Zu hohe (und bei Männern auch zu niedrige) Harnsäurespiegel könnten das Leben um mehrere Jahre verkürzen

Freitag, 6. November 2020

/JPC-PROD, stock.adobe.com

Limerick/Irland – Männer und Frauen, die in Irland an einem Programm zur Früh­erkennung von Nierenkrankheiten teilnahmen, hatten dann eine deutlich verminderte Lebens­erwartung, wenn bei der Eingangsuntersuchung eine erhöhte Harnsäure­konzentration im Serum gemessen wurde.

Für Männer war nach den jetzt im European Journal of Internal Medicine (2020; DOI: 10.1016/j.ejim.2020.10.001) vorgestellten Ergebnissen auch bei einem verminderten Harnsäurewert ein erhöhtes Risiko nachweisbar.

Eine erhöhte Konzentration von Harnsäure, die beim Abbau von Purinen im Stoffwechsel anfällt und über die Nieren ausgeschieden wird, war bereits in früheren Studien mit einer Reihe von Erkrankungen in Verbindung gebracht worden wie Hypertonie, metabolisches Syndrom, Typ-2-Diabetes, koronare Herzkrankheit, linksventrikuläre Hypertrophie, Vor­hof­flimmern, Schlaganfall, Herzinsuffizienz und chronische Nierenerkrankungen.

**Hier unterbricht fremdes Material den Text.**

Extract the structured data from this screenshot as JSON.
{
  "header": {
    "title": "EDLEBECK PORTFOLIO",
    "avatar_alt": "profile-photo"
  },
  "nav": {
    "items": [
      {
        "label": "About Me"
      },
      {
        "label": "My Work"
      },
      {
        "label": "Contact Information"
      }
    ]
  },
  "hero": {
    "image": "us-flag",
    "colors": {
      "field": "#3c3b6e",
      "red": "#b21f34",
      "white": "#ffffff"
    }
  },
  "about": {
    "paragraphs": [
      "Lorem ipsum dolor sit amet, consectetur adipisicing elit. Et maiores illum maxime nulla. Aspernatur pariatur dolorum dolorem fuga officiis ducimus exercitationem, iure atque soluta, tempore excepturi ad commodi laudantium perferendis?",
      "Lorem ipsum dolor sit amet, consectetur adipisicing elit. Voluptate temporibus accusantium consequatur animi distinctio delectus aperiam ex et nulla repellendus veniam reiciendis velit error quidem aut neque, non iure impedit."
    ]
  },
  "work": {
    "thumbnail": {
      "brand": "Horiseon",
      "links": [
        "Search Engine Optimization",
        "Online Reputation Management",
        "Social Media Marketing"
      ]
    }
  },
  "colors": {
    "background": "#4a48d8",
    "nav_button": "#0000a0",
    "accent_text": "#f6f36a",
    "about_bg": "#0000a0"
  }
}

Es blieb jedoch unklar, ob die Harnsäure für die Erkrankungen verantwortlich ist oder nur ein Marker für andere Störungen ist. Dies ist wichtig, da sich der Harnsäurespiegel medi­kamentös senken lässt, was bei einer kausalen Beziehung eine präventive Wirkung er­zielen würde. Diese Frage lässt sich allerdings nur in randomisierten Studien klären. Diese laufen derzeit in den USA.

Die Untersuchung, die ein Team um Austin Stack von der Universität Limerick in Irland jetzt vorstellt, ist erneut eine epidemiologische Studie, die nur Assoziationen herstellen kann, aber keine Beweiskraft hat. Eine Besonderheit besteht darin, dass die Studie eine Reihe von Begleitfaktoren berücksichtigt und damit als Ursache ausschließen kann.

Im Rahmen des „National Kidney Disease Surveillance System“, das älteren Patienten in Irland eine Früherkennung von Nierenkrankheiten anbietet, sind nämlich regelmäßig neben der Nierenfunktion auch die Blutfette und andere Laborwerte erhoben worden. Einige Risikofaktoren wie Hyperlipidämie, Anämie, Serumalbumin und Fettleibigkeit, metabolisches Syndrom und Entzündungsreaktionen konnten deshalb bei den Berech­nungen berücksichtigt werden.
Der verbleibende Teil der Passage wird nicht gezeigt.